The business part of the music scene can put many musicians off, so the idea of getting some business cards printed is one that may seem counter-intuitive at first. Nevertheless, having something to hand after a gig which has your band’s website, contact details and logo on can really help you build awareness. Have you ever been greeted with a friendly, “Great gig, man” when you come off-stage? Having a business card at the ready helps to connect with fans and potential new promoters alike. It is so much better than scratching around for a pen and writing your band’s name down on the back of a beer mat!
These giveaways are not so great if you are in an electro pop duo or a vocal harmony group, but indie rockers and heavy metal bands can really benefit from plectrums which feature the band logo and perhaps the website address. Branded plectrums are, it should be said, only little pieces of plastic, but what could say more about your ability to rock than a guitar-related freebie?
These days, vinyl is making something of a comeback. The one problem with records is that you still need to physically transport them around to be able to sell them. Twenty years ago, this might have meant dropping off copies in your nearby record stores, but there are very few of them left nowadays, in any case. As a result, selling vinyl to the music fans who really want it is only possible when you are there in person. In short, this means at record fairs or at gigs. If your fans are asking when you will produce a record, perhaps it is time to think about actually doing so.

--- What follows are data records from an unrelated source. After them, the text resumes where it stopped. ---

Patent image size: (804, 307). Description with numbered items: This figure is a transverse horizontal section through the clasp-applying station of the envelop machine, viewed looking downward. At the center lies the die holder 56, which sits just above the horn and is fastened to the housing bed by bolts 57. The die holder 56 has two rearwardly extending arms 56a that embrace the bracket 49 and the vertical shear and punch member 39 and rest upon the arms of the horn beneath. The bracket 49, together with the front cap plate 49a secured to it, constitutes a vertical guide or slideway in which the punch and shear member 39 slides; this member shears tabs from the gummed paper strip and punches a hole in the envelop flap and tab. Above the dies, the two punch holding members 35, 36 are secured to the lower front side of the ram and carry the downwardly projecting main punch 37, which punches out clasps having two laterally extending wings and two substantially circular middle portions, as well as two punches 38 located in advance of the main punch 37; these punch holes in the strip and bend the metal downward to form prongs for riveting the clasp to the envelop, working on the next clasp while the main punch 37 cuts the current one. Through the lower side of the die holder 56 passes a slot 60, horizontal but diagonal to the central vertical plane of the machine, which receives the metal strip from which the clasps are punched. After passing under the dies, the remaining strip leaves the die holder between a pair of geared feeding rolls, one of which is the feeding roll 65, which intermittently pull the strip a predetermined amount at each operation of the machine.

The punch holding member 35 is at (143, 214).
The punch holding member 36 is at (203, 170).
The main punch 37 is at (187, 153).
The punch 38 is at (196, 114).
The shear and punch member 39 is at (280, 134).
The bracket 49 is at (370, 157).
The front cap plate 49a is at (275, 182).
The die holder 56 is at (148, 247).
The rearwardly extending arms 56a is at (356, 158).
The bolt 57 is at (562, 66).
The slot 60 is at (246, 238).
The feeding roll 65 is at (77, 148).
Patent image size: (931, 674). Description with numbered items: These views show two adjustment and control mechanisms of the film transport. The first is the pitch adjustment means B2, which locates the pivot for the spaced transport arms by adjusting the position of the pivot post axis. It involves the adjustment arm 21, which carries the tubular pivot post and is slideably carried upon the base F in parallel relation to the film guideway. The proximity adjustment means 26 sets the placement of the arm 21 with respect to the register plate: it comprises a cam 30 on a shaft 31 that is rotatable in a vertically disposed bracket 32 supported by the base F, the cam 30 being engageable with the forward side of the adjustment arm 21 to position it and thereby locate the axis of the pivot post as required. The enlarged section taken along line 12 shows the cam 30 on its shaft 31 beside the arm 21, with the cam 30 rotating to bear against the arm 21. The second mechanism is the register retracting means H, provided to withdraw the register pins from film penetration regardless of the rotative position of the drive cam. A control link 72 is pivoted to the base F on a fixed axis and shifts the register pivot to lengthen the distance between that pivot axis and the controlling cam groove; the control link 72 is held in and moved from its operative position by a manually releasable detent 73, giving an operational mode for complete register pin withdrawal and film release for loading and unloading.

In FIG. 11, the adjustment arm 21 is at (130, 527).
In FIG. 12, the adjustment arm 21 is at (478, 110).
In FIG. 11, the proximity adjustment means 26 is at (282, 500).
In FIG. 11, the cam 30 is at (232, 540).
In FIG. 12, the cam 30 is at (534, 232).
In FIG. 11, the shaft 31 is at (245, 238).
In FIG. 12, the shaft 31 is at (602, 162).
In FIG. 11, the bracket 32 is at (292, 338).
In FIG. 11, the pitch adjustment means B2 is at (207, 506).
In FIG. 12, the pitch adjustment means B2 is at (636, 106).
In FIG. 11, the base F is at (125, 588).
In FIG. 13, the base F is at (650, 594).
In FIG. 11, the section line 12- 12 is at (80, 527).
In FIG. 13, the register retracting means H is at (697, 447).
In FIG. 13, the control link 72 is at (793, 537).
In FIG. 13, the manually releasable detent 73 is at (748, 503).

Having tour posters, even when you are not really on a tour but stringing a series of gigs together, is a good idea to help promoters advertise your events. However, when you produce these, with your artwork and photography set out to make your band look cool, print a few more off than you might actually need. Then you will be able to sell them at your merch stall at gigs as ‘tour exclusives’. If the band sign them, then they will already stand out from the ones used by promoters and you can even personalise them by addressing them to whoever happens to be buying one.
Write a Song
Not got anything physical that you can give away or sell at a gig? If you have nothing else, then you should have your instruments and your creativity. If you are good at writing songs, then you ought to be able to string a few chords and a simple melody together for a fan and improvise a simple song for them, perhaps something that has rhymes based on the customer’s name. Okay, it may never be a hit, but a personalised song – even if it is done for a bit of fun – can make for a highly memorable and innovative means of generating band income.
When selling your merchandise, always try to use a highly-lit area where fans can see what is on offer. Remember to have some change available and – above all – keep an eye on your cash.